Hyderabad: Life is a challenge, face it while proper planning will make you lead a stress-free life, but if you do not have planning, you will be left in the lurch. For instance, we have seen a lot of unexpected events due to the Covid in the last couple of years. Many families across the country are facing health emergencies and financial burdens. The pandemic has turned people's lives upside down and it's once again changing its form and throwing a gauntlet at people. In this backdrop, we need to protect our physical, mental and financial health.

Financial planning: When there is uncertainty in life our financial plans go awry. However, with a little care, you can put them back on track and can start anew. However, how is our financial health in the first place? Need to know. For this, we have to question ourselves. First, what can we do to help ease the way? Need to know what to do now in terms of past experiences.

Retirement plan: Retirement planning should begin as soon as we start earning. We should invest in PPF, national pension schemes and annuity plans. Apart from that, you can invest in gold, real estate and other investment schemes that should also be considered, which would bring dividends, at the time of retirement.

A) Retirement plans have not yet started.

B) Has a retirement plan, but there are not enough investments.

C) Retirement investments are continuing as expected.

Emergency fund: Many people do not know how to cope with unforeseen expenses and for some, it is almost impossible. A similar situation has plagued many for two years. Hence, every family should give priority to the emergency fund. Only then you can avoid landing in debts and withdrawing existing savings and investments. Make sure you have an emergency fund that lasts for at least six months.

A) No emergency fund.

B) There is an emergency fund, but used for unforeseen expenses.

C) No emergency fund has been used till date.

Insurance: Insurance policies give you the strength to bear the financial burden of unforeseen circumstances. In 2020 and 2021, many people used health insurance. Life insurance policies will help us when something happens to the head of the family. Another important factor we need to have after an emergency fund is insurance.

A) No insurance policies.

B) Have health insurance and claimed in the past.

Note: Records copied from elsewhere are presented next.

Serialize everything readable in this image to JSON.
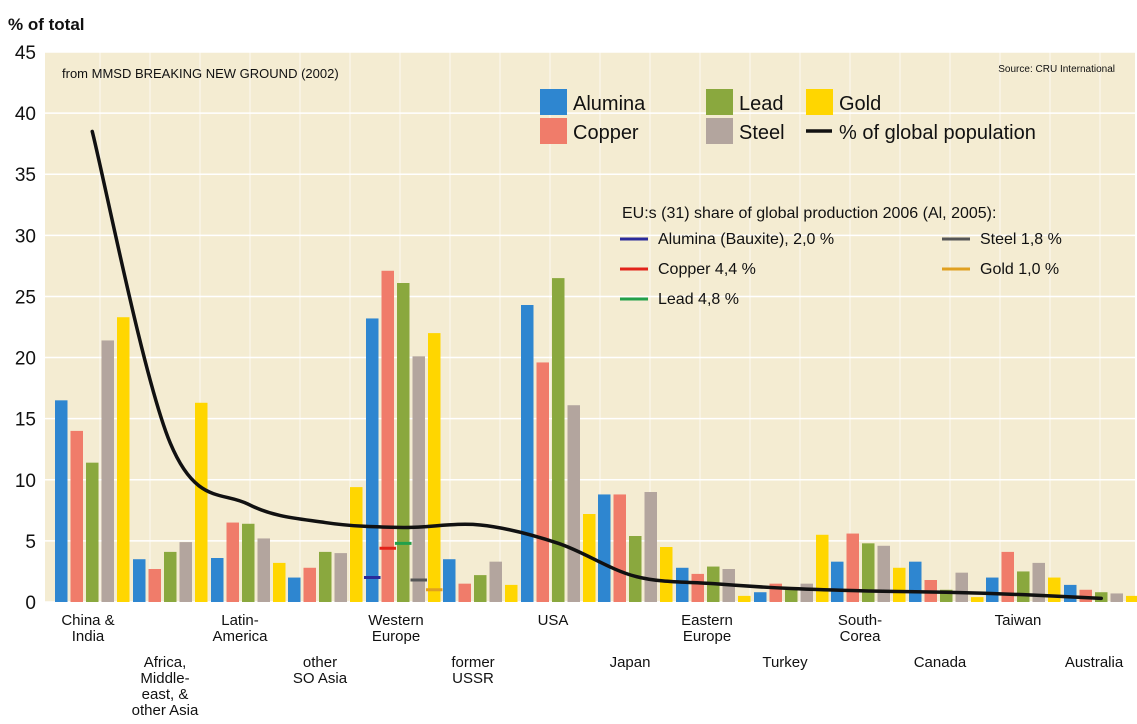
{
  "chart_data": {
    "type": "bar",
    "ylabel": "% of total",
    "note": "from MMSD BREAKING NEW GROUND (2002)",
    "source": "Source: CRU International",
    "ylim": [
      0,
      45
    ],
    "yticks": [
      0,
      5,
      10,
      15,
      20,
      25,
      30,
      35,
      40,
      45
    ],
    "grid": true,
    "legend_placement": "top-right",
    "categories": [
      [
        "China &",
        "India"
      ],
      [
        "Africa,",
        "Middle-",
        "east, &",
        "other Asia"
      ],
      [
        "Latin-",
        "America"
      ],
      [
        "other",
        "SO Asia"
      ],
      [
        "Western",
        "Europe"
      ],
      [
        "former",
        "USSR"
      ],
      [
        "USA"
      ],
      [
        "Japan"
      ],
      [
        "Eastern",
        "Europe"
      ],
      [
        "Turkey"
      ],
      [
        "South-",
        "Corea"
      ],
      [
        "Canada"
      ],
      [
        "Taiwan"
      ],
      [
        "Australia"
      ]
    ],
    "series": [
      {
        "name": "Alumina",
        "color": "#2e86d0",
        "values": [
          16.5,
          3.5,
          3.6,
          2.0,
          23.2,
          3.5,
          24.3,
          8.8,
          2.8,
          0.8,
          3.3,
          3.3,
          2.0,
          1.4
        ]
      },
      {
        "name": "Copper",
        "color": "#f07c6a",
        "values": [
          14.0,
          2.7,
          6.5,
          2.8,
          27.1,
          1.5,
          19.6,
          8.8,
          2.3,
          1.5,
          5.6,
          1.8,
          4.1,
          1.0
        ]
      },
      {
        "name": "Lead",
        "color": "#8aa83e",
        "values": [
          11.4,
          4.1,
          6.4,
          4.1,
          26.1,
          2.2,
          26.5,
          5.4,
          2.9,
          1.0,
          4.8,
          1.0,
          2.5,
          0.8
        ]
      },
      {
        "name": "Steel",
        "color": "#b3a59e",
        "values": [
          21.4,
          4.9,
          5.2,
          4.0,
          20.1,
          3.3,
          16.1,
          9.0,
          2.7,
          1.5,
          4.6,
          2.4,
          3.2,
          0.7
        ]
      },
      {
        "name": "Gold",
        "color": "#ffd600",
        "values": [
          23.3,
          16.3,
          3.2,
          9.4,
          22.0,
          1.4,
          7.2,
          4.5,
          0.5,
          5.5,
          2.8,
          0.4,
          2.0,
          0.5
        ]
      }
    ],
    "population_series": {
      "name": "% of global population",
      "color": "#111111",
      "values": [
        38.5,
        13.0,
        8.0,
        6.5,
        6.1,
        6.3,
        4.8,
        2.1,
        1.5,
        1.1,
        0.9,
        0.8,
        0.6,
        0.3
      ]
    },
    "eu_share": {
      "title": "EU:s (31) share of global production 2006 (Al, 2005):",
      "items": [
        {
          "label": "Alumina (Bauxite), 2,0 %",
          "color": "#2a2a9a",
          "value": 2.0,
          "series": "Alumina"
        },
        {
          "label": "Copper 4,4 %",
          "color": "#e2231a",
          "value": 4.4,
          "series": "Copper"
        },
        {
          "label": "Lead 4,8 %",
          "color": "#22a04b",
          "value": 4.8,
          "series": "Lead"
        },
        {
          "label": "Steel 1,8 %",
          "color": "#555555",
          "value": 1.8,
          "series": "Steel"
        },
        {
          "label": "Gold 1,0 %",
          "color": "#e0a020",
          "value": 1.0,
          "series": "Gold"
        }
      ]
    }
  },
  "colors": {
    "plot_background": "#f4ecd2",
    "grid": "#ffffff"
  }
}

C) The need for a health insurance policy has not yet been arrived.

Debts are not a big deal when you need money urgently. But, the financial burden is inevitable. Personal loans come with 10% to 20% interest. Credit cards carry an interest rate of 40% per annum. Our financial situation is in danger of collapsing when we take loans at higher interest rates.

A) Taken a new loan in the past and had trouble repaying EMIs.

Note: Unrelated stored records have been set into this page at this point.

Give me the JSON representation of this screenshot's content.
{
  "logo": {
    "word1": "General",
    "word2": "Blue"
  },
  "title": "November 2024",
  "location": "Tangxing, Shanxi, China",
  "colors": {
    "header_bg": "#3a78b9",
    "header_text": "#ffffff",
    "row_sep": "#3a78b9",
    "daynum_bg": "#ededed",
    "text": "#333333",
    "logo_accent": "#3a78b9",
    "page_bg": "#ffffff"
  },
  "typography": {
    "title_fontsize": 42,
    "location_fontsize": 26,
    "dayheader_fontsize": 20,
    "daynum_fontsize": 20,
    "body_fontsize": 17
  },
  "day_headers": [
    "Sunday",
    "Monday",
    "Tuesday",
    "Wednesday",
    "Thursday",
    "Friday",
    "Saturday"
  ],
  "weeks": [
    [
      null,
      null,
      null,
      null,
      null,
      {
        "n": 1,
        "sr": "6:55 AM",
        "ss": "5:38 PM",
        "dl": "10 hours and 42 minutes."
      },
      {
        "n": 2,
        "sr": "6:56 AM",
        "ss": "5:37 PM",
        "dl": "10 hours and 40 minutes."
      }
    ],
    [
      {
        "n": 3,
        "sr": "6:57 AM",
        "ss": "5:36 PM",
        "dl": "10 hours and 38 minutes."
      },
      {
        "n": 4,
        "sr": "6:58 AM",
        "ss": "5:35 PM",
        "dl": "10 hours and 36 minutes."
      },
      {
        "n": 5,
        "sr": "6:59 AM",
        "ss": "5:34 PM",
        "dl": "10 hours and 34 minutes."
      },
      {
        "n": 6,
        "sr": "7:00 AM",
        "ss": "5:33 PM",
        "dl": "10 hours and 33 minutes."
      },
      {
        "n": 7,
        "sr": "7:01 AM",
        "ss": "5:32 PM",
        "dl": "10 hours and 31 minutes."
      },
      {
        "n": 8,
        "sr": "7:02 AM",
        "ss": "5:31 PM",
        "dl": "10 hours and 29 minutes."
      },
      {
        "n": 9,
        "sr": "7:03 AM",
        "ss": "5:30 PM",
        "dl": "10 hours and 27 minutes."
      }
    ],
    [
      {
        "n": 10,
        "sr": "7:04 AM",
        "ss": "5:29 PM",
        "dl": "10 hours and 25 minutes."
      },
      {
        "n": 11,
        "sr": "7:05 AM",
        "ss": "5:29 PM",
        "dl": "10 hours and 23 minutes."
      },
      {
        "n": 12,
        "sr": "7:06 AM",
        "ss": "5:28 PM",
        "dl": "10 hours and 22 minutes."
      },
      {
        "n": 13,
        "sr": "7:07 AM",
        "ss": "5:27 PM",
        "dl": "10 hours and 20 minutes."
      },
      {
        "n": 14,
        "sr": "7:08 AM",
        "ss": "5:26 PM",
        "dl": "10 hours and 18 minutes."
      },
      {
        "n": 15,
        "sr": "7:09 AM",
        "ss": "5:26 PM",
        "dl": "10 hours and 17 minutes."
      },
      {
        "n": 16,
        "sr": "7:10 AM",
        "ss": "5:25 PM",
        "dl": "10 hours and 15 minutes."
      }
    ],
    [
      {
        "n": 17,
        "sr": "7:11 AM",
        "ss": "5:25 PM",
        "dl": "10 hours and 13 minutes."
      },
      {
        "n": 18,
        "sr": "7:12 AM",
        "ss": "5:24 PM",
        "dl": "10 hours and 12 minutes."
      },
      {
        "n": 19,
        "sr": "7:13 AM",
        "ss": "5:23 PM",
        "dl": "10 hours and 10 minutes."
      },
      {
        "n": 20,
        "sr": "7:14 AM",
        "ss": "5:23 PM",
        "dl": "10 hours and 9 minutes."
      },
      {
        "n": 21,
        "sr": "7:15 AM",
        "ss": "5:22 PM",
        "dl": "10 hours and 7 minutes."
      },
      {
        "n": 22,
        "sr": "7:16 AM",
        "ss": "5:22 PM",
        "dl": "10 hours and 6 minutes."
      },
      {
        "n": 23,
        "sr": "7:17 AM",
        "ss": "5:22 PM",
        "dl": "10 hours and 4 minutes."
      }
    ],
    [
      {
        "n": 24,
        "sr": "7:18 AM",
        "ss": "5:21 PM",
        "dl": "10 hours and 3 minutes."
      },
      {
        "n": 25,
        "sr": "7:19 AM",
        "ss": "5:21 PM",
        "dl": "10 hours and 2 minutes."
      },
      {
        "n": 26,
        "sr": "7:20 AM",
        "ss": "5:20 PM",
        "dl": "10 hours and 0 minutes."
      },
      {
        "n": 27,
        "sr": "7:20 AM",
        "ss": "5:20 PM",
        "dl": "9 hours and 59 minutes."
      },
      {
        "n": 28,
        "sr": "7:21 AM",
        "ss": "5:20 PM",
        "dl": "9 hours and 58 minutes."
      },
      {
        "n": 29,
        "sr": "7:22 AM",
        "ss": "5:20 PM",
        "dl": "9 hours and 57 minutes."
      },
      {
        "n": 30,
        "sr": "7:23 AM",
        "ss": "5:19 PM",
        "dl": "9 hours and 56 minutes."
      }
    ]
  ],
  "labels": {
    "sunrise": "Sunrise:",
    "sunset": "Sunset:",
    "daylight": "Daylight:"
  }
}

B) Taken loan, but not faced any problem in repaying EMIs.

C) No loan has been taken so far.

Investments: Investment is the best option to achieve long term goals. You can start investing up to Rs 500 and there have been many instances in the last two years where people have stopped their investments. Now again it is time to think about how to start investments in the context of the third wave of the pandemic. It is always advisable to continue investing in small amounts.

A) Already discontinued SIP and other investments.

B) No investment has been taken up for some time but did not stop the old ones.

C) Started new investments.

First, choose what applies to you in each topic

If you get more 'A's in the aforesaid topics.. you need to be financially careful and set up an emergency fund, pay off high-interest debts and divert surplus funds to investments. If you get more 'B's .. you should set up the emergency fund and insurance requirements should be reviewed. Be prepared to restart financial plans that were in vogue before the pandemic. If your answer is yes for more 'C's ...you are financially stable and maintain that balance. You will not have any difficulty in reaching all the goals, says B Gopakumar, MD-CEO, Axis Securities.